Services portuaires : "Les pilotes vont devoir attendre six mois"



Frédéric Montcany de Saint-Aignan, président de la Fédération française des pilotes maritimes (FFPM) © Vincent Calabrèse
Frédéric Montcany de Saint-Aignan, président de la Fédération française des pilotes maritimes (FFPM) © Vincent Calabrèse
Selon le président de la Fédération française des pilotes maritimes (FFPM), Frédéric Montcany de Saint-Aignan, le rapport remis par le rapporteur du Comité transport et tourisme (Tran) du Parlement européen, Knut Fleckenstein, constitue une "première étape positive" ("L'Antenne" du 20 novembre). Il s'agit d'une première manche mais la bataille que les pilotes européens livrent contre le dossier de la libéralisation des services portuaires n'est pas encore totalement gagnée.
"Nous partageons la vision de l'Empa (l'association des pilotes maritimes européens, NDLR). Nous saluons le rapport de Knut Fleckenstein qui rappelle le rôle que jouent les pilotes en matière de sécurité de la navigation et de protection de l'environnement dans les ports", souligne Frédéric Montcany de Saint-Aignan. Le président des pilotes français souligne que les arguments utilisés par le rapporteur allemand convergent avec ceux de l'OMI, ceux du Comité économique et social et ceux du Comité des régions (Coter). Ce dernier, dans son projet d'avis ("cadre de la future politique portuaire de l'UE), mentionne que "le dragage, l'amarrage, le pilotage et le remorquage n'entrent pas dans le champ d'application du règlement car ces services répondent à deux objectifs d'intérêt général qui sont la sécurité et la protection de l'environnement". Le rapport mentionne notamment que "le pilotage, le remorquage et l'amarrage sont des services d'intérêt général ayant pour but de garantir la sécurité maritime et protéger l'environnement, que ces activités sont strictement réglementées par les États membres et ne peuvent pas faire l'objet d'une approche commerciale".
Pour Frédéric Moncany de Saint-Aignan, "il y a donc beaucoup de faisceaux de preuves favorables à l'exemption du pilotage de la libéralisation des services portuaires". Autre argument sur lequel revient le président de la FFPM, l'efficacité économique sur le plan portuaire. Il juge que, si les infrastructures portuaires n'ont pas beaucoup évolué en matière de taille ces dernières années, la profession des pilotes a dû s'adapter à la dimension croissante des navires. Et d'évoquer le phénomène de gigantisme qui marque le secteur du transport conteneurisé où certaines unités ont doublé de taille en quelques années, passant de 200 à plus 380 mètres de longueur.
Le président de la FFPM souligne également que le métier joue "la transparence". Il rappelle que, quel que soit le port de l'Hexagone, les pilotes soumettent leurs propositions de réévaluation tarifaires aux places portuaires toutes les années, que celles-ci sont soumises à la Direction de la concurrence et qu'elles ne peuvent entrer en vigueur qu'après avoir reçu l'aval des préfectures.
Pour l'heure, au plan européen, la profession attend encore que son exemption de la libéralisation des services portuaires soit bouclée.

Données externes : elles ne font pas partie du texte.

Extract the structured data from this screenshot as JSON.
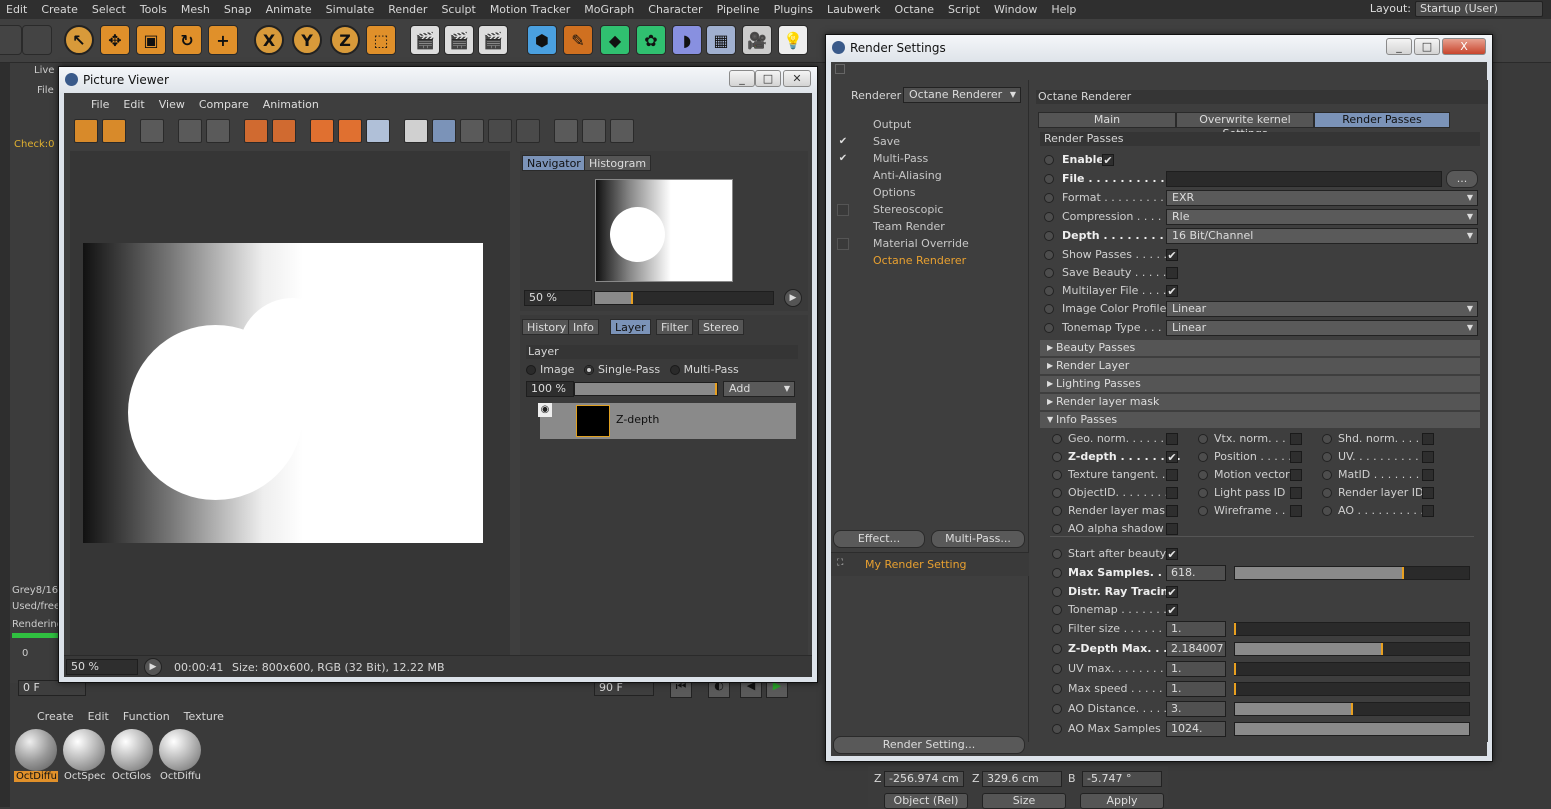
{
  "menubar": {
    "items": [
      "Edit",
      "Create",
      "Select",
      "Tools",
      "Mesh",
      "Snap",
      "Animate",
      "Simulate",
      "Render",
      "Sculpt",
      "Motion Tracker",
      "MoGraph",
      "Character",
      "Pipeline",
      "Plugins",
      "Laubwerk",
      "Octane",
      "Script",
      "Window",
      "Help"
    ],
    "layout_label": "Layout:",
    "layout_value": "Startup (User)"
  },
  "toolbar": {
    "icons": [
      "undo-icon",
      "redo-icon",
      "select-icon",
      "move-icon",
      "scale-icon",
      "rotate-icon",
      "live-select-icon",
      "x-axis-icon",
      "y-axis-icon",
      "z-axis-icon",
      "coordinate-system-icon",
      "render-view-icon",
      "render-to-picture-viewer-icon",
      "render-settings-icon",
      "cube-icon",
      "pen-icon",
      "subdivision-icon",
      "cloner-icon",
      "deformer-icon",
      "floor-icon",
      "camera-icon",
      "light-icon"
    ],
    "x_label": "X",
    "y_label": "Y",
    "z_label": "Z"
  },
  "background": {
    "live_label": "Live",
    "file_label": "File",
    "check_label": "Check:0",
    "grey_label": "Grey8/16:",
    "used_label": "Used/free",
    "rendering_label": "Rendering",
    "frame_start": "0 F",
    "frame_a": "0 F",
    "frame_b": "90 F",
    "frame_c": "90 F",
    "timeline_zero": "0"
  },
  "materials": {
    "menu": [
      "Create",
      "Edit",
      "Function",
      "Texture"
    ],
    "items": [
      "OctDiffu",
      "OctSpec",
      "OctGlos",
      "OctDiffu"
    ]
  },
  "coords": {
    "z_label": "Z",
    "z_value": "-256.974 cm",
    "z2_label": "Z",
    "z2_value": "329.6 cm",
    "b_label": "B",
    "b_value": "-5.747 °",
    "mode": "Object (Rel)",
    "size": "Size",
    "apply": "Apply"
  },
  "picture_viewer": {
    "title": "Picture Viewer",
    "menu": [
      "File",
      "Edit",
      "View",
      "Compare",
      "Animation"
    ],
    "nav_tabs": [
      "Navigator",
      "Histogram"
    ],
    "nav_zoom": "50 %",
    "nav_zoom_fraction": 0.21,
    "layer_tabs": [
      "History",
      "Info",
      "Layer",
      "Filter",
      "Stereo"
    ],
    "layer_header": "Layer",
    "layer_modes": [
      "Image",
      "Single-Pass",
      "Multi-Pass"
    ],
    "layer_opacity": "100 %",
    "layer_add": "Add",
    "layer_name": "Z-depth",
    "status_zoom": "50 %",
    "status_time": "00:00:41",
    "status_info": "Size: 800x600, RGB (32 Bit), 12.22 MB"
  },
  "render_settings": {
    "title": "Render Settings",
    "renderer_label": "Renderer",
    "renderer_value": "Octane Renderer",
    "tree": [
      {
        "label": "Output",
        "check": ""
      },
      {
        "label": "Save",
        "check": "✔"
      },
      {
        "label": "Multi-Pass",
        "check": "✔"
      },
      {
        "label": "Anti-Aliasing",
        "check": ""
      },
      {
        "label": "Options",
        "check": ""
      },
      {
        "label": "Stereoscopic",
        "check": "box"
      },
      {
        "label": "Team Render",
        "check": ""
      },
      {
        "label": "Material Override",
        "check": "box"
      },
      {
        "label": "Octane Renderer",
        "check": ""
      }
    ],
    "effect_btn": "Effect...",
    "multipass_btn": "Multi-Pass...",
    "preset_name": "My Render Setting",
    "render_setting_btn": "Render Setting...",
    "panel_title": "Octane Renderer",
    "tabs": [
      "Main",
      "Overwrite kernel Settings",
      "Render Passes"
    ],
    "section_title": "Render Passes",
    "enable_label": "Enable",
    "file_label": "File . . . . . . . . . . . . .",
    "file_btn": "...",
    "format_label": "Format . . . . . . . . . .",
    "format_value": "EXR",
    "compression_label": "Compression . . . . .",
    "compression_value": "Rle",
    "depth_label": "Depth . . . . . . . . . . .",
    "depth_value": "16 Bit/Channel",
    "show_passes_label": "Show Passes . . . . .",
    "save_beauty_label": "Save Beauty . . . . . .",
    "multilayer_label": "Multilayer File . . . .",
    "color_profile_label": "Image Color Profile",
    "color_profile_value": "Linear",
    "tonemap_type_label": "Tonemap Type . . . .",
    "tonemap_type_value": "Linear",
    "sections": [
      "Beauty Passes",
      "Render Layer",
      "Lighting Passes",
      "Render layer mask",
      "Info Passes"
    ],
    "info_passes": [
      {
        "label": "Geo. norm. . . . . . . .",
        "checked": false,
        "bold": false
      },
      {
        "label": "Vtx. norm. . . .",
        "checked": false,
        "bold": false
      },
      {
        "label": "Shd. norm. . . . .",
        "checked": false,
        "bold": false
      },
      {
        "label": "Z-depth . . . . . . . .",
        "checked": true,
        "bold": true
      },
      {
        "label": "Position . . . . .",
        "checked": false,
        "bold": false
      },
      {
        "label": "UV. . . . . . . . . . .",
        "checked": false,
        "bold": false
      },
      {
        "label": "Texture tangent. .",
        "checked": false,
        "bold": false
      },
      {
        "label": "Motion vector",
        "checked": false,
        "bold": false
      },
      {
        "label": "MatID . . . . . . . . .",
        "checked": false,
        "bold": false
      },
      {
        "label": "ObjectID. . . . . . . .",
        "checked": false,
        "bold": false
      },
      {
        "label": "Light pass ID",
        "checked": false,
        "bold": false
      },
      {
        "label": "Render layer ID",
        "checked": false,
        "bold": false
      },
      {
        "label": "Render layer mask",
        "checked": false,
        "bold": false
      },
      {
        "label": "Wireframe . . . .",
        "checked": false,
        "bold": false
      },
      {
        "label": "AO . . . . . . . . . . .",
        "checked": false,
        "bold": false
      },
      {
        "label": "AO alpha shadow",
        "checked": false,
        "bold": false
      }
    ],
    "start_after_beauty_label": "Start after beauty",
    "params": [
      {
        "label": "Max Samples. . . .",
        "value": "618.",
        "fraction": 0.72,
        "bold": true
      },
      {
        "label": "Filter size . . . . . . .",
        "value": "1.",
        "fraction": 0.0,
        "bold": false
      },
      {
        "label": "Z-Depth Max. . . . .",
        "value": "2.184007",
        "fraction": 0.63,
        "bold": true
      },
      {
        "label": "UV max. . . . . . . . .",
        "value": "1.",
        "fraction": 0.0,
        "bold": false
      },
      {
        "label": "Max speed . . . . . .",
        "value": "1.",
        "fraction": 0.0,
        "bold": false
      },
      {
        "label": "AO Distance. . . . .",
        "value": "3.",
        "fraction": 0.5,
        "bold": false
      },
      {
        "label": "AO Max Samples",
        "value": "1024.",
        "fraction": 1.0,
        "bold": false
      }
    ],
    "distr_label": "Distr. Ray Tracing",
    "tonemap_label": "Tonemap . . . . . . .",
    "window_controls": [
      "_",
      "□",
      "X"
    ]
  }
}
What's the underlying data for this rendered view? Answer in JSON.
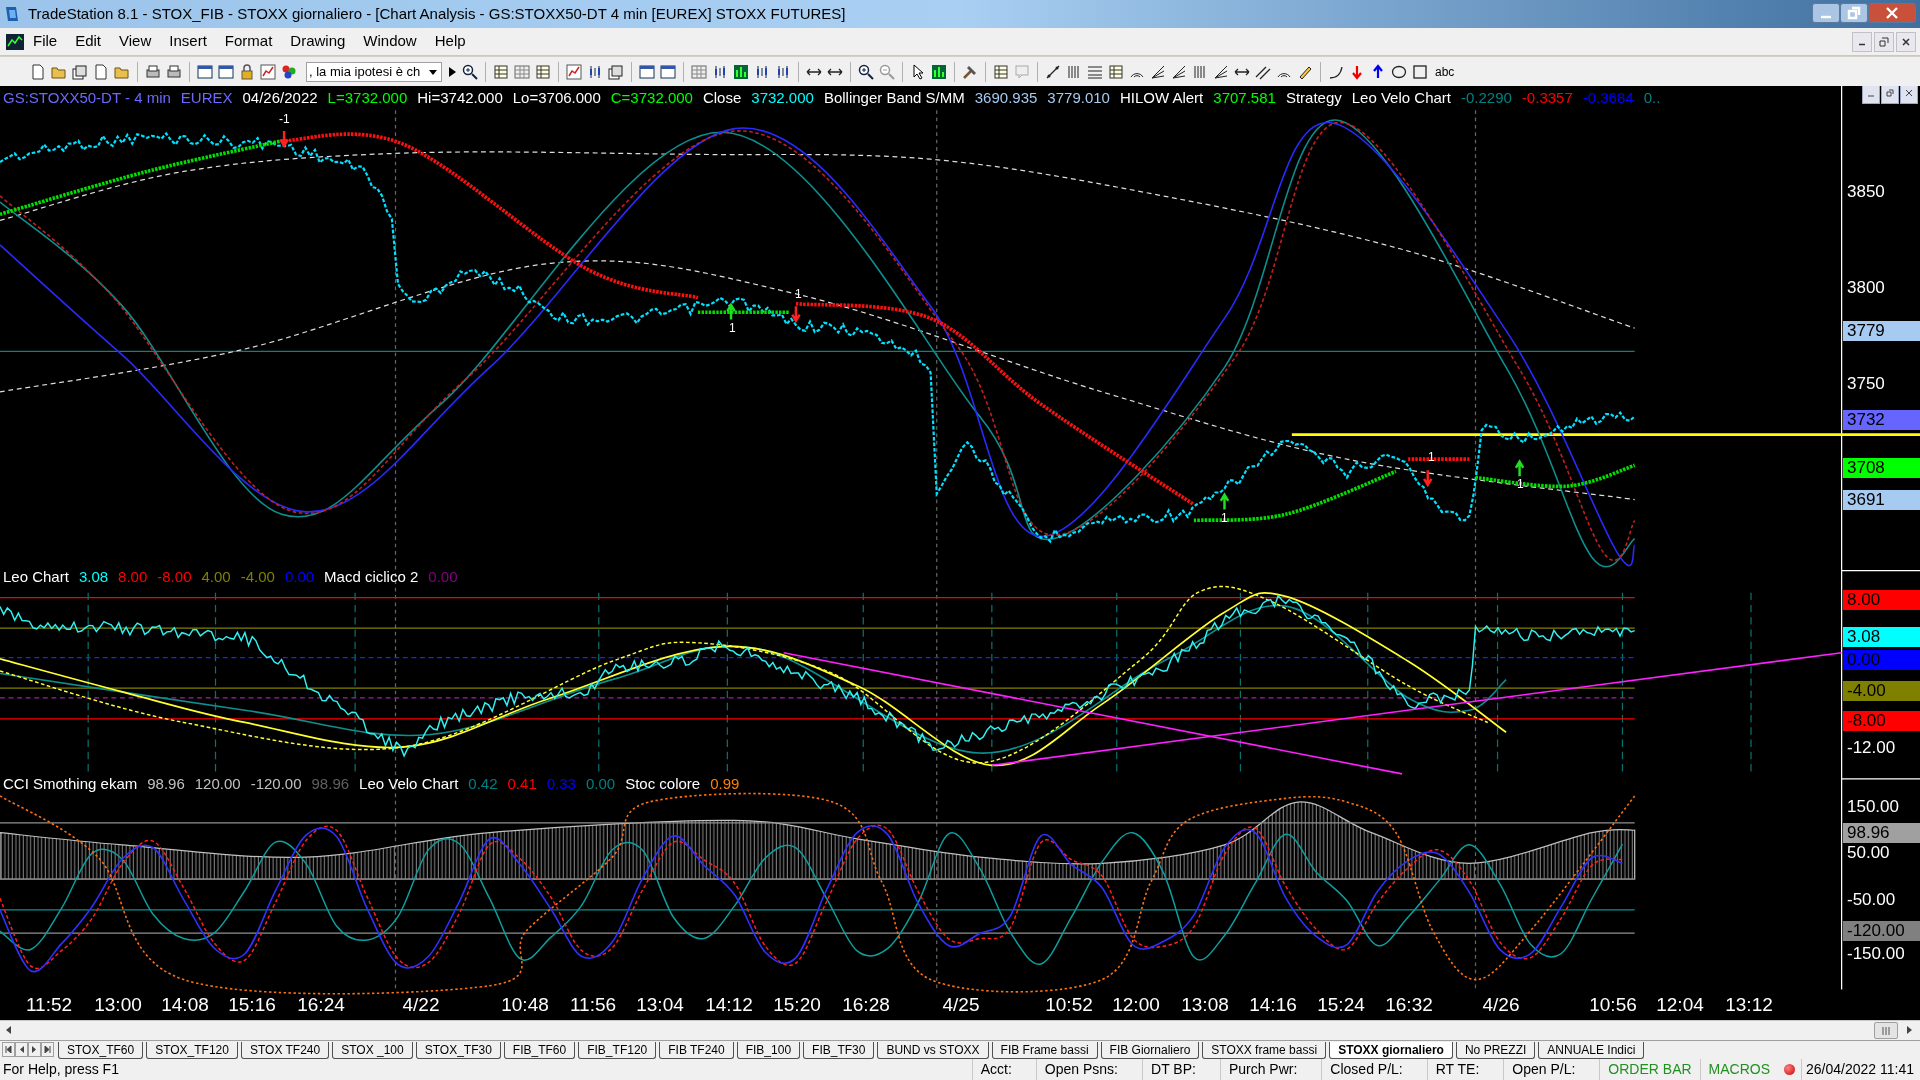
{
  "window": {
    "title": "TradeStation 8.1 - STOX_FIB - STOXX giornaliero - [Chart Analysis - GS:STOXX50-DT  4 min  [EUREX] STOXX FUTURES]"
  },
  "menu": [
    "File",
    "Edit",
    "View",
    "Insert",
    "Format",
    "Drawing",
    "Window",
    "Help"
  ],
  "toolbar": {
    "combo_value": ", la mia ipotesi è ch",
    "text_tool": "abc"
  },
  "main_chart": {
    "header": [
      {
        "text": "GS:STOXX50-DT - 4 min",
        "color": "#6a6aff"
      },
      {
        "text": "EUREX",
        "color": "#6a6aff"
      },
      {
        "text": "04/26/2022",
        "color": "#ffffff"
      },
      {
        "text": "L=3732.000",
        "color": "#00ff00"
      },
      {
        "text": "Hi=3742.000",
        "color": "#ffffff"
      },
      {
        "text": "Lo=3706.000",
        "color": "#ffffff"
      },
      {
        "text": "C=3732.000",
        "color": "#00ff00"
      },
      {
        "text": "Close",
        "color": "#ffffff"
      },
      {
        "text": "3732.000",
        "color": "#00ffff"
      },
      {
        "text": "Bollinger Band S/MM",
        "color": "#ffffff"
      },
      {
        "text": "3690.935",
        "color": "#a6caf0"
      },
      {
        "text": "3779.010",
        "color": "#a6caf0"
      },
      {
        "text": "HILOW Alert",
        "color": "#ffffff"
      },
      {
        "text": "3707.581",
        "color": "#00ff00"
      },
      {
        "text": "Strategy",
        "color": "#ffffff"
      },
      {
        "text": "Leo Velo Chart",
        "color": "#ffffff"
      },
      {
        "text": "-0.2290",
        "color": "#008080"
      },
      {
        "text": "-0.3357",
        "color": "#ff0000"
      },
      {
        "text": "-0.3684",
        "color": "#0000ff"
      },
      {
        "text": "0..",
        "color": "#008080"
      }
    ],
    "axis_labels": [
      "3850",
      "3800",
      "3750"
    ],
    "tags": [
      {
        "text": "3779",
        "color": "#a6caf0"
      },
      {
        "text": "3732",
        "color": "#6666ff"
      },
      {
        "text": "3708",
        "color": "#00ff00"
      },
      {
        "text": "3691",
        "color": "#a6caf0"
      }
    ],
    "markers": [
      "-1",
      "1",
      "1",
      "1",
      "1",
      "1"
    ]
  },
  "panel_1": {
    "header": [
      {
        "text": "Leo Chart",
        "color": "#ffffff"
      },
      {
        "text": "3.08",
        "color": "#00ffff"
      },
      {
        "text": "8.00",
        "color": "#ff0000"
      },
      {
        "text": "-8.00",
        "color": "#ff0000"
      },
      {
        "text": "4.00",
        "color": "#808000"
      },
      {
        "text": "-4.00",
        "color": "#808000"
      },
      {
        "text": "0.00",
        "color": "#0000ff"
      },
      {
        "text": "Macd ciclico 2",
        "color": "#ffffff"
      },
      {
        "text": "0.00",
        "color": "#800080"
      }
    ],
    "axis_labels": [
      "-12.00"
    ],
    "tags": [
      {
        "text": "8.00",
        "color": "#ff0000"
      },
      {
        "text": "3.08",
        "color": "#00ffff"
      },
      {
        "text": "0.00",
        "color": "#0000ff"
      },
      {
        "text": "-4.00",
        "color": "#808000"
      },
      {
        "text": "-8.00",
        "color": "#ff0000"
      }
    ]
  },
  "panel_2": {
    "header": [
      {
        "text": "CCI Smothing ekam",
        "color": "#ffffff"
      },
      {
        "text": "98.96",
        "color": "#c0c0c0"
      },
      {
        "text": "120.00",
        "color": "#c0c0c0"
      },
      {
        "text": "-120.00",
        "color": "#c0c0c0"
      },
      {
        "text": "98.96",
        "color": "#606060"
      },
      {
        "text": "Leo Velo Chart",
        "color": "#ffffff"
      },
      {
        "text": "0.42",
        "color": "#008080"
      },
      {
        "text": "0.41",
        "color": "#ff0000"
      },
      {
        "text": "0.33",
        "color": "#0000ff"
      },
      {
        "text": "0.00",
        "color": "#008080"
      },
      {
        "text": "Stoc colore",
        "color": "#ffffff"
      },
      {
        "text": "0.99",
        "color": "#ff8000"
      }
    ],
    "axis_labels": [
      "150.00",
      "50.00",
      "-50.00",
      "-150.00"
    ],
    "tags": [
      {
        "text": "98.96",
        "color": "#a0a0a0"
      },
      {
        "text": "-120.00",
        "color": "#808080"
      }
    ]
  },
  "time_axis": [
    "11:52",
    "13:00",
    "14:08",
    "15:16",
    "16:24",
    "4/22",
    "10:48",
    "11:56",
    "13:04",
    "14:12",
    "15:20",
    "16:28",
    "4/25",
    "10:52",
    "12:00",
    "13:08",
    "14:16",
    "15:24",
    "16:32",
    "4/26",
    "10:56",
    "12:04",
    "13:12"
  ],
  "sheet_tabs": [
    {
      "label": "STOX_TF60",
      "selected": false
    },
    {
      "label": "STOX_TF120",
      "selected": false
    },
    {
      "label": "STOX TF240",
      "selected": false
    },
    {
      "label": "STOX _100",
      "selected": false
    },
    {
      "label": "STOX_TF30",
      "selected": false
    },
    {
      "label": "FIB_TF60",
      "selected": false
    },
    {
      "label": "FIB_TF120",
      "selected": false
    },
    {
      "label": "FIB TF240",
      "selected": false
    },
    {
      "label": "FIB_100",
      "selected": false
    },
    {
      "label": "FIB_TF30",
      "selected": false
    },
    {
      "label": "BUND vs STOXX",
      "selected": false
    },
    {
      "label": "FIB Frame bassi",
      "selected": false
    },
    {
      "label": "FIB Giornaliero",
      "selected": false
    },
    {
      "label": "STOXX frame bassi",
      "selected": false
    },
    {
      "label": "STOXX giornaliero",
      "selected": true
    },
    {
      "label": "No PREZZI",
      "selected": false
    },
    {
      "label": "ANNUALE Indici",
      "selected": false
    }
  ],
  "status_bar": {
    "help": "For Help, press F1",
    "fields": [
      {
        "text": "Acct:",
        "color": "#000000"
      },
      {
        "text": "Open Psns:",
        "color": "#000000"
      },
      {
        "text": "DT BP:",
        "color": "#000000"
      },
      {
        "text": "Purch Pwr:",
        "color": "#000000"
      },
      {
        "text": "Closed P/L:",
        "color": "#000000"
      },
      {
        "text": "RT TE:",
        "color": "#000000"
      },
      {
        "text": "Open P/L:",
        "color": "#000000"
      },
      {
        "text": "ORDER BAR",
        "color": "#209020"
      },
      {
        "text": "MACROS",
        "color": "#209020"
      }
    ],
    "datetime": "26/04/2022 11:41"
  }
}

De nombreuses étapes restent à franchir. Le rapport de Knut Fleckenstein sera présenté au Comité Tran le 26 novembre à Strasbourg. Des amendements pourront être présentés jusqu'au 3 décembre. Au Parlement, "le calendrier est contraint", indique le président des pilotes français, sachant que les députés devront observer une trêve parlementaire en avril en raison des élections du mois de mai.
Du côté de la Commission européenne, l'affaire n'est pas encore réglée. Frédéric Montcany de Saint-Aignan indique : "Nous continuons d'entretenir un dialogue soutenu avec la DG Move en arguant que le pilotage ne peut être reconnu comme un service portuaire classique". Pour la profession, dont l'argument majeur est que "le pilote est l'œil avancé du commandant de port", il va falloir "attendre au moins six mois, sinon plus" avant d'obtenir gain de cause.